Do you think your traveling is causing the issue between the two of you? Don’t be no fool! Do not start thinking it’s that simple of a fix. There is obviously something deeper that is causing her to stray and this needs to be the focus.

It’s no doubt that you care deeply for this woman, I can since that  in your e-mail. However, sacrificing ones career can start you on a down hill-slippery-slope.  Before you make a decision this major you need to be fully aware of your motivations. The very things that gives reason for your actions.  You don’t want to ever bring resentment into the relationship.

I appreciate you sharing with us, but it’s time you and her start doing some major sharing with one another. It’s time for some real honest talk, emphasis  on the honest. She needs to open up, about why she is choosing to date other men. I’m not going to lie to you, it’s going to be a tough conversation to have. But, it is necessary for the survival of this relationship.

I pray that God’s will be done in your situation Dave. Hit me back and tell how the talk goes…..Peace Brutha!!!

UPDATE TO: “CHEATING GIRLFRIEND” PART 2

Okay Ced she has me mix up more than ever now. i talk to her about the relationship and she told me she love me and she was trippin. she wouldn’t date anymore guys while i was away. now i back on the west coast and one of my boys saw her hugged up with another guy at a restaurant. why does she say one thing but does another? help a brutha out.

Cedric writes:

OMG! It’s time to take the gloves off now, I was trying to be on my best behavior in the last letter — but you are forcing me to reach down in my boot for my blade!

I received several responses from your last e-mail, some of the readers disagreed with my advice. The one that stood out the most was from Lisa in Los Angeles. Lisa said:

I disagree with your advice, she is a parasite, she can not function without a host. When she drains him she will move on any way.
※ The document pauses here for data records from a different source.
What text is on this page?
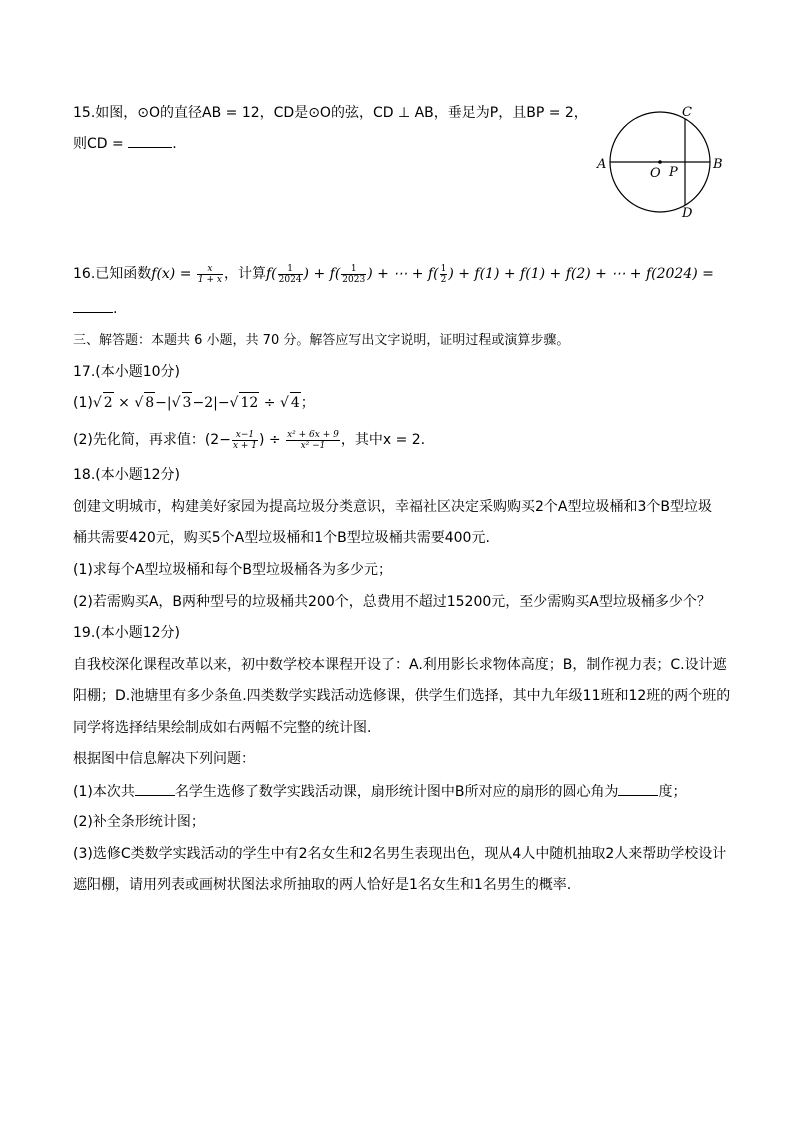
15.如图，⊙O的直径AB = 12，CD是⊙O的弦，CD ⊥ AB，垂足为P，且BP = 2，
则CD =	.
A	B
C
D
O P
16.已知函数$f(x) = \frac{x}{1 + x}$ ，计算$f( \frac{1}{2024}$ ) + $f( \frac{1}{2023}$ ) + ⋯ + $f( \frac{1}{2}$ ) + f(1) + f(1) + f(2) + ⋯ + f(2024) =
.
三、解答题：本题共 6 小题，共 70 分。解答应写出文字说明，证明过程或演算步骤。
17.(本小题10分)
(1)√ 2 × √ 8−|√ 3−2|−√ 12 ÷ √ 4；
(2)先化简，再求值：($2- \frac{x-1}{x + 1}$ ) ÷ $\frac{\text{x² + 6x + 9}}{\text{x² −1}}$ ，其中x = 2.
18.(本小题12分)
创建文明城市，构建美好家园为提高垃圾分类意识，幸福社区决定采购购买2个A型垃圾桶和3个B型垃圾
桶共需要420元，购买5个A型垃圾桶和1个B型垃圾桶共需要400元.
(1)求每个A型垃圾桶和每个B型垃圾桶各为多少元；
(2)若需购买A，B两种型号的垃圾桶共200个，总费用不超过15200元，至少需购买A型垃圾桶多少个？
19.(本小题12分)
自我校深化课程改革以来，初中数学校本课程开设了：A.利用影长求物体高度；B，制作视力表；C.设计遮
阳棚；D.池塘里有多少条鱼.四类数学实践活动选修课，供学生们选择，其中九年级11班和12班的两个班的
同学将选择结果绘制成如右两幅不完整的统计图.
根据图中信息解决下列问题：
(1)本次共	名学生选修了数学实践活动课，扇形统计图中B所对应的扇形的圆心角为	度；
(2)补全条形统计图；
(3)选修C类数学实践活动的学生中有2名女生和2名男生表现出色，现从4人中随机抽取2人来帮助学校设计
遮阳棚，请用列表或画树状图法求所抽取的两人恰好是1名女生和1名男生的概率.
Let everyone who believes this, say I — I second that motion and this motion has been carried out! Brutha, everyone believes she is not the one for you. The writtings are written all over the walls.  Some where buried deep down, you knew the answer before you sent me this e-mail. But when you think you’re in love, you see things differently. You better wake up and get your head out the clouds. You are in our prayers, because heartbreak is a beast. It will take you down, but try not to let it get you too far down.